Integrated surveillance of infectious multi-source diseases using a combination of epidemiology, ecology, genetics and evolution can provide a valuable risk-based approach for the control of ...important human pathogens. This includes a better understanding of transmission routes and the impact of human activities on the emergence of zoonoses.
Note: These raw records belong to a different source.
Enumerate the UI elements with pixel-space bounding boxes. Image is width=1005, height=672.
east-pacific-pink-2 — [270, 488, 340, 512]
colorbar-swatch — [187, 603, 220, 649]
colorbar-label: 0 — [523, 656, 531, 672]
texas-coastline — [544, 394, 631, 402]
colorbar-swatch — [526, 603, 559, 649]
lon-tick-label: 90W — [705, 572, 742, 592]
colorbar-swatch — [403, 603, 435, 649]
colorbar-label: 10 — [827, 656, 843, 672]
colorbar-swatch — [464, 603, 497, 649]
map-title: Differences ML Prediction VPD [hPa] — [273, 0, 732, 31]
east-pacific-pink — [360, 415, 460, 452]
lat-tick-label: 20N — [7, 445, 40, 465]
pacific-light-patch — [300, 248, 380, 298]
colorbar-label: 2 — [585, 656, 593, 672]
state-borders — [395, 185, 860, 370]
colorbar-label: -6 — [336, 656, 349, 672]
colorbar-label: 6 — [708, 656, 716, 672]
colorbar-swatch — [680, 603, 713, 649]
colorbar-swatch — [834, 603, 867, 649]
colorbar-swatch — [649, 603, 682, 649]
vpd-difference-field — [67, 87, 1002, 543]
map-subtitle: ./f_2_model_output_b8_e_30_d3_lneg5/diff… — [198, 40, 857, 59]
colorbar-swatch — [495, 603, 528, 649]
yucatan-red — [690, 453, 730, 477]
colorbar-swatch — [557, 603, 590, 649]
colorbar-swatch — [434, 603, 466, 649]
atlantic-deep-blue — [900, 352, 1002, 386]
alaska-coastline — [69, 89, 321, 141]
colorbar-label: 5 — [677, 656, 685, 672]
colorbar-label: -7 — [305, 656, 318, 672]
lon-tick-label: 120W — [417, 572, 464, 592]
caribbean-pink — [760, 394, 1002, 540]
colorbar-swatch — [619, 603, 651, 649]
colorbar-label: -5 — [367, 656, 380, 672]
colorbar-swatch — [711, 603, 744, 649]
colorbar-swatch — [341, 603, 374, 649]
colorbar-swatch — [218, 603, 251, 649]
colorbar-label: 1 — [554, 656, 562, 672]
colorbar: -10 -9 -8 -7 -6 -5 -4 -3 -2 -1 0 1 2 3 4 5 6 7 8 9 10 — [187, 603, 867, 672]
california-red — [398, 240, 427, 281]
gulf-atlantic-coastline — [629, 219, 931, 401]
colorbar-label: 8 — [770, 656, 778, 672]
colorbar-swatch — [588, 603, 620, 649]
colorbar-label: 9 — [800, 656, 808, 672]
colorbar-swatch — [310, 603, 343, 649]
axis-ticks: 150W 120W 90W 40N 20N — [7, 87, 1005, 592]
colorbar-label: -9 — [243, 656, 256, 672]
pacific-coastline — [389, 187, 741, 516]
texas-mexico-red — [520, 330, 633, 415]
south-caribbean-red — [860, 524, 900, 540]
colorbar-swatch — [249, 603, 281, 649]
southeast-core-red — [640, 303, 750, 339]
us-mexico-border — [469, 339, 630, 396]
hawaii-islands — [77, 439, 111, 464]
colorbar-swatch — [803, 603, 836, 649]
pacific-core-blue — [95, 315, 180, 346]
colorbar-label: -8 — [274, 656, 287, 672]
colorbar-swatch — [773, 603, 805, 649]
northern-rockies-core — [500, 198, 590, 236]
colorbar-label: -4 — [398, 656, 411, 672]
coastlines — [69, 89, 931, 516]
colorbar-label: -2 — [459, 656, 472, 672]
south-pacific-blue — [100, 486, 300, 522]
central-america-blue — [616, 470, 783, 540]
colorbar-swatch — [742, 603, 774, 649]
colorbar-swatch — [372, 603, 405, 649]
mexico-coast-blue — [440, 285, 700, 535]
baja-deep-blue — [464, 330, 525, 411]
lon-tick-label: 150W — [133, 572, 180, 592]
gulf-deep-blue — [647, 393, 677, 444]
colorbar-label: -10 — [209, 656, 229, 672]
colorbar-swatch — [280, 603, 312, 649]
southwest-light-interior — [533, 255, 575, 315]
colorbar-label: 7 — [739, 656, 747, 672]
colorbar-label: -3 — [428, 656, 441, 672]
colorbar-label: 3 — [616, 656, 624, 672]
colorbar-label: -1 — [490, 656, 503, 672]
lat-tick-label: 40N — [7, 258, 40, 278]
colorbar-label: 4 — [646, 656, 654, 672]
Until recently New Zealand had extraordinarily high and increasing rates of notified human campylobacteriosis, and our limited understanding of the source of these infections was hindering efforts to control this disease. Genetic and epidemiological modeling of a 3-year dataset comprising multilocus sequence typed isolates from human clinical cases, coupled with concurrent data on food and environmental sources, enabled us to estimate the relative importance of different sources of human disease. Our studies provided evidence that poultry was the leading cause of human campylobacteriosis in New Zealand, causing an estimated 58–76% of cases with widely varying contributions by individual poultry suppliers. These findings influenced national policy and, after the implementation of poultry industry-specific interventions, a dramatic decline in human notified cases was observed in 2008. The comparative-modeling and molecular sentinel surveillance approach proposed in this study provides new opportunities for the management of zoonotic diseases.